Decision Integrity

A decision record is only valuable if you can trust it. Haft has multiple mechanisms to ensure decisions are honest, evidence is real, claims are falsifiable, and the knowledge base stays clean.

Adversarial verification gate

Before recording any decision, the agent runs a verification check. The principle: the agent that generated the options cannot be the sole validator of those options (FPF A.12 — External Transformer Principle).

For tactical decisions (quick, reversible):

  • One-line counter-argument: "The strongest argument against this decision is..."
  • If the counter-argument kills the decision — back to exploring

For standard/deep decisions:

  1. Deductive consequences — "If this is correct, what 3 things must be true?"
  2. Strongest counter-argument — genuine, not a strawman
  3. Self-evidence check — "Is the only evidence from this same conversation?"
  4. Tail failure scenarios — low-probability, high-impact failure modes
  5. WLNK challenge — "Is the stated weakest link actually the weakest?"

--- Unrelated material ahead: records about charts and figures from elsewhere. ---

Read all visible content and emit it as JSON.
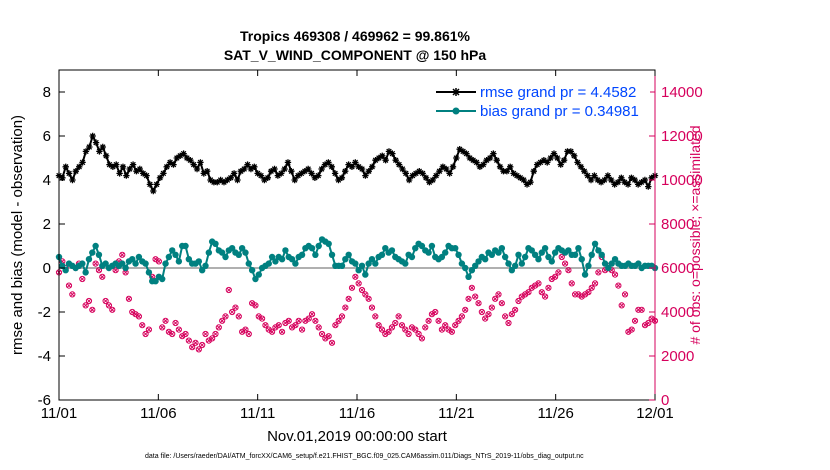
{
  "chart_data": {
    "type": "line",
    "title_line1": "Tropics 469308 / 469962 = 99.861%",
    "title_line2": "SAT_V_WIND_COMPONENT @ 150 hPa",
    "xlabel": "Nov.01,2019 00:00:00 start",
    "ylabel_left": "rmse and bias (model - observation)",
    "ylabel_right": "# of obs: o=possible; ×=assimilated",
    "footnote": "data file: /Users/raeder/DAI/ATM_forcXX/CAM6_setup/f.e21.FHIST_BGC.f09_025.CAM6assim.011/Diags_NTrS_2019-11/obs_diag_output.nc",
    "xlim": [
      0,
      30
    ],
    "ylim_left": [
      -6,
      9
    ],
    "ylim_right": [
      0,
      15000
    ],
    "x_tick_values": [
      0,
      5,
      10,
      15,
      20,
      25,
      30
    ],
    "x_tick_labels": [
      "11/01",
      "11/06",
      "11/11",
      "11/16",
      "11/21",
      "11/26",
      "12/01"
    ],
    "y_tick_values_left": [
      -6,
      -4,
      -2,
      0,
      2,
      4,
      6,
      8
    ],
    "y_tick_labels_left": [
      "-6",
      "-4",
      "-2",
      "0",
      "2",
      "4",
      "6",
      "8"
    ],
    "y_tick_values_right": [
      0,
      2000,
      4000,
      6000,
      8000,
      10000,
      12000,
      14000
    ],
    "y_tick_labels_right": [
      "0",
      "2000",
      "4000",
      "6000",
      "8000",
      "10000",
      "12000",
      "14000"
    ],
    "series": [
      {
        "name": "rmse",
        "legend": "rmse grand pr = 4.4582",
        "color": "#000000",
        "marker": "star",
        "values": [
          4.2,
          4.1,
          4.6,
          4.3,
          4.0,
          4.4,
          4.6,
          4.8,
          5.3,
          5.5,
          6.0,
          5.7,
          5.3,
          5.5,
          5.1,
          4.7,
          4.6,
          4.7,
          4.3,
          4.6,
          4.2,
          4.5,
          4.7,
          4.4,
          4.5,
          4.3,
          4.2,
          3.8,
          3.5,
          3.8,
          4.1,
          4.3,
          4.6,
          4.8,
          4.7,
          5.0,
          5.1,
          5.2,
          5.0,
          4.9,
          4.7,
          4.5,
          4.8,
          4.3,
          4.4,
          4.0,
          3.9,
          3.9,
          4.0,
          3.9,
          4.0,
          4.1,
          4.3,
          4.0,
          4.4,
          4.5,
          4.7,
          4.5,
          4.6,
          4.3,
          4.2,
          4.0,
          4.1,
          4.4,
          4.5,
          4.2,
          4.3,
          4.5,
          4.8,
          4.4,
          4.0,
          4.2,
          4.3,
          4.4,
          4.5,
          4.3,
          4.1,
          4.2,
          4.5,
          4.7,
          4.8,
          4.6,
          4.3,
          4.0,
          4.1,
          4.4,
          4.7,
          4.6,
          4.8,
          4.6,
          4.5,
          4.2,
          4.4,
          4.6,
          4.9,
          5.0,
          5.1,
          4.9,
          5.3,
          5.2,
          4.9,
          4.7,
          4.5,
          4.3,
          4.0,
          4.2,
          4.3,
          4.4,
          4.3,
          4.1,
          3.9,
          4.0,
          4.2,
          4.4,
          4.6,
          4.5,
          4.3,
          4.6,
          5.0,
          5.4,
          5.3,
          5.2,
          5.0,
          4.9,
          4.8,
          4.6,
          4.7,
          4.9,
          5.0,
          5.2,
          4.9,
          4.6,
          4.4,
          4.4,
          4.6,
          4.3,
          4.2,
          4.1,
          4.0,
          3.8,
          3.9,
          4.4,
          4.7,
          4.8,
          4.9,
          4.8,
          5.0,
          5.2,
          5.0,
          4.7,
          4.9,
          5.3,
          5.3,
          5.1,
          4.8,
          4.6,
          4.4,
          4.2,
          4.0,
          4.2,
          4.0,
          3.9,
          4.0,
          4.2,
          4.0,
          3.8,
          3.9,
          4.1,
          3.9,
          3.8,
          4.1,
          4.0,
          3.8,
          3.9,
          4.0,
          3.7,
          4.1,
          4.2
        ]
      },
      {
        "name": "bias",
        "legend": "bias grand pr = 0.34981",
        "color": "#008080",
        "marker": "circle",
        "values": [
          0.5,
          0.1,
          -0.1,
          0.2,
          0.1,
          0.0,
          0.1,
          0.2,
          -0.2,
          0.4,
          0.7,
          1.0,
          0.6,
          0.1,
          0.2,
          0.0,
          0.1,
          0.2,
          0.1,
          0.2,
          0.0,
          0.3,
          0.4,
          0.2,
          0.5,
          0.3,
          0.2,
          -0.2,
          -0.6,
          -0.6,
          -0.4,
          -0.5,
          0.2,
          0.5,
          0.8,
          0.6,
          0.3,
          1.0,
          1.0,
          0.4,
          0.2,
          0.2,
          0.3,
          -0.1,
          0.1,
          0.7,
          1.2,
          1.1,
          0.8,
          0.7,
          0.5,
          0.8,
          0.9,
          0.7,
          0.6,
          0.9,
          0.7,
          0.2,
          -0.1,
          -0.5,
          -0.3,
          0.0,
          0.1,
          0.2,
          0.5,
          0.3,
          0.5,
          0.4,
          0.8,
          0.5,
          0.4,
          0.2,
          0.5,
          0.6,
          0.9,
          1.0,
          0.9,
          0.6,
          1.0,
          1.3,
          1.2,
          1.1,
          0.6,
          0.1,
          0.1,
          0.1,
          0.4,
          0.6,
          0.3,
          0.2,
          -0.1,
          0.1,
          -0.3,
          0.2,
          0.4,
          0.2,
          0.5,
          0.6,
          0.9,
          0.7,
          0.8,
          0.5,
          0.4,
          0.3,
          0.2,
          0.6,
          0.5,
          0.9,
          1.1,
          1.0,
          0.8,
          0.7,
          1.0,
          0.5,
          0.4,
          0.5,
          0.7,
          1.0,
          0.9,
          0.9,
          0.6,
          0.2,
          0.0,
          -0.4,
          -0.1,
          0.1,
          0.3,
          0.5,
          0.4,
          0.7,
          0.6,
          0.8,
          0.7,
          0.9,
          0.5,
          0.2,
          -0.1,
          0.1,
          0.6,
          0.2,
          0.5,
          0.9,
          0.8,
          0.6,
          0.4,
          0.7,
          0.9,
          0.5,
          0.3,
          0.7,
          0.9,
          0.8,
          0.7,
          0.8,
          0.6,
          0.6,
          0.9,
          0.4,
          -0.3,
          0.1,
          0.6,
          1.1,
          0.8,
          0.6,
          0.2,
          0.0,
          0.2,
          0.4,
          0.2,
          0.1,
          0.1,
          0.2,
          0.1,
          0.1,
          0.2,
          0.0,
          0.1,
          0.1,
          0.1,
          0.0
        ]
      },
      {
        "name": "obs_possible",
        "color": "#d6005c",
        "marker": "o",
        "axis": "right",
        "values": [
          5800,
          6300,
          6000,
          5200,
          4800,
          6000,
          6200,
          5500,
          4300,
          4500,
          4100,
          6200,
          5900,
          5600,
          4500,
          4300,
          4100,
          5900,
          6300,
          6600,
          5800,
          4600,
          4000,
          3900,
          3800,
          3400,
          3000,
          3200,
          5600,
          6400,
          6300,
          3300,
          3600,
          3100,
          3000,
          3500,
          3200,
          2900,
          3000,
          2700,
          2400,
          2600,
          2300,
          2500,
          3000,
          2700,
          2800,
          3000,
          3300,
          3600,
          3800,
          5000,
          4000,
          4200,
          3800,
          3100,
          3200,
          3000,
          4400,
          4300,
          3800,
          3700,
          3400,
          3200,
          3100,
          3300,
          3400,
          3100,
          3500,
          3600,
          3300,
          3400,
          3600,
          3200,
          3600,
          3700,
          3900,
          3600,
          3300,
          3000,
          2800,
          2900,
          2600,
          3400,
          3600,
          3800,
          4200,
          4600,
          5100,
          5600,
          5300,
          5000,
          4800,
          4600,
          4200,
          3800,
          3400,
          3200,
          3000,
          3100,
          3300,
          3500,
          3800,
          3400,
          3200,
          3000,
          3300,
          3200,
          3000,
          2800,
          3300,
          3600,
          3900,
          4000,
          3600,
          3200,
          3400,
          3200,
          3100,
          3400,
          3600,
          3800,
          4100,
          4600,
          5100,
          4700,
          4400,
          4000,
          3700,
          3900,
          4200,
          4600,
          4800,
          4400,
          3800,
          3500,
          3900,
          4100,
          4500,
          4700,
          4800,
          4900,
          5100,
          5200,
          5300,
          4900,
          4700,
          5100,
          5500,
          5600,
          5800,
          6500,
          6200,
          5900,
          5300,
          4800,
          4800,
          4700,
          4800,
          4900,
          5100,
          5300,
          5800,
          6500,
          5900,
          6100,
          5900,
          5700,
          5200,
          4300,
          4800,
          3100,
          3200,
          3600,
          4100,
          4100,
          3400,
          3500,
          3700,
          3600
        ]
      },
      {
        "name": "obs_assimilated",
        "color": "#d6005c",
        "marker": "x",
        "axis": "right",
        "values": [
          5800,
          6300,
          6000,
          5200,
          4800,
          6000,
          6200,
          5500,
          4300,
          4500,
          4100,
          6200,
          5900,
          5600,
          4500,
          4300,
          4100,
          5900,
          6300,
          6600,
          5800,
          4600,
          4000,
          3900,
          3800,
          3400,
          3000,
          3200,
          5600,
          6400,
          6300,
          3300,
          3600,
          3100,
          3000,
          3500,
          3200,
          2900,
          3000,
          2700,
          2400,
          2600,
          2300,
          2500,
          3000,
          2700,
          2800,
          3000,
          3300,
          3600,
          3800,
          5000,
          4000,
          4200,
          3800,
          3100,
          3200,
          3000,
          4400,
          4300,
          3800,
          3700,
          3400,
          3200,
          3100,
          3300,
          3400,
          3100,
          3500,
          3600,
          3300,
          3400,
          3600,
          3200,
          3600,
          3700,
          3900,
          3600,
          3300,
          3000,
          2800,
          2900,
          2600,
          3400,
          3600,
          3800,
          4200,
          4600,
          5100,
          5600,
          5300,
          5000,
          4800,
          4600,
          4200,
          3800,
          3400,
          3200,
          3000,
          3100,
          3300,
          3500,
          3800,
          3400,
          3200,
          3000,
          3300,
          3200,
          3000,
          2800,
          3300,
          3600,
          3900,
          4000,
          3600,
          3200,
          3400,
          3200,
          3100,
          3400,
          3600,
          3800,
          4100,
          4600,
          5100,
          4700,
          4400,
          4000,
          3700,
          3900,
          4200,
          4600,
          4800,
          4400,
          3800,
          3500,
          3900,
          4100,
          4500,
          4700,
          4800,
          4900,
          5100,
          5200,
          5300,
          4900,
          4700,
          5100,
          5500,
          5600,
          5800,
          6500,
          6200,
          5900,
          5300,
          4800,
          4800,
          4700,
          4800,
          4900,
          5100,
          5300,
          5800,
          6500,
          5900,
          6100,
          5900,
          5700,
          5200,
          4300,
          4800,
          3100,
          3200,
          3600,
          4100,
          4100,
          3400,
          3500,
          3700,
          3600
        ]
      }
    ],
    "zero_line": {
      "value": 0,
      "color": "#b0b0b0"
    }
  }
}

Inductive measurement gate

When recording a measurement (verdict: accepted/partial/failed), haft checks whether the decision has a baseline (file hashes were snapshotted). If not:

  • Warning appears in the response: "No baseline found — implementation may not be verified"
  • Measurement records at CL1 (0.4 penalty) instead of CL3 (no penalty)
  • R_eff for unverified measurement: max(0, 1.0 - 0.4) = 0.6 — still healthy, but visibly lower than 1.0

This prevents the agent from calling measure from memory without actually verifying the implementation — a real problem we discovered and fixed during development.

Evidence supersession

When a new measurement is recorded on a decision that already has a measurement, the old measurement is marked verdict='superseded' and excluded from R_eff computation. This prevents old partial measurements from permanently dragging R_eff down.

Superseded evidence stays in the database for audit — it's not deleted, just excluded from the active chain.

Note-decision deduplication

Notes and decisions serve different purposes. Notes are observations ("we use Redis here"). Decisions are contracts ("we chose Redis because X, with invariants Y and rollback Z"). When someone tries to record a note that duplicates an existing decision, haft catches it.

The check uses containment (not Jaccard similarity):

  • >70% of note's words in a decision title — rejected with explanation
  • 50-70% — warning, note still recorded
  • <50% — pass silently

Same check runs note-vs-note to prevent duplicate notes accumulating.

Batch cleanup: /h-verify action="reconcile" scans all active notes against all active decisions in one pass and reports overlaps.

Claims with verify_after

Decisions often contain predictions: "this cache will reduce p99 latency by 40%" or "migration will complete within 2 sprints." In v6, these are structured as claims — falsifiable predictions attached to a decision.

A claim has three components:

  • observable — what to measure ("p99 latency of /api/search")
  • threshold — what counts as success ("< 200ms")
  • verify_after — when to check ("2026-05-15")
Claims:
  - observable: "p99 latency of /api/search"
    threshold: "< 200ms"
    verify_after: 2026-05-15

  - observable: "cache hit rate"
    threshold: "> 85%"
    verify_after: 2026-05-01

When a verify_after date passes and the claim remains unverified, /h-verify scan surfaces it as "pending verification." The agent prompts you to collect evidence: did the prediction hold? The result attaches as CL3 evidence if verified against production data, pulling R_eff up or down based on reality.

Claims are falsifiable by design. A claim without a concrete observable and threshold is not a claim — it's a hope. Haft rejects claims that lack these fields.

Decisions as test specs

Full-cycle decisions contain enough structure to serve as test specifications: invariants, post-conditions, admissibility constraints, and affected file paths. Any coding agent can translate these into property-based tests.

Language Property-based testing library
Gorapid, gopter
Pythonhypothesis
Rustproptest
TypeScriptfast-check

Test results attach as CL3 evidence — the highest confidence level in the R_eff model. This creates a closed loop: decisions define what must hold, tests verify that it holds, evidence records the verification, and R_eff reflects the trust level.

When code drifts (files change after baseline), R_eff drops, and the tests need to re-run. The integrity system doesn't just check that decisions were made honestly — it checks that reality still matches the decision.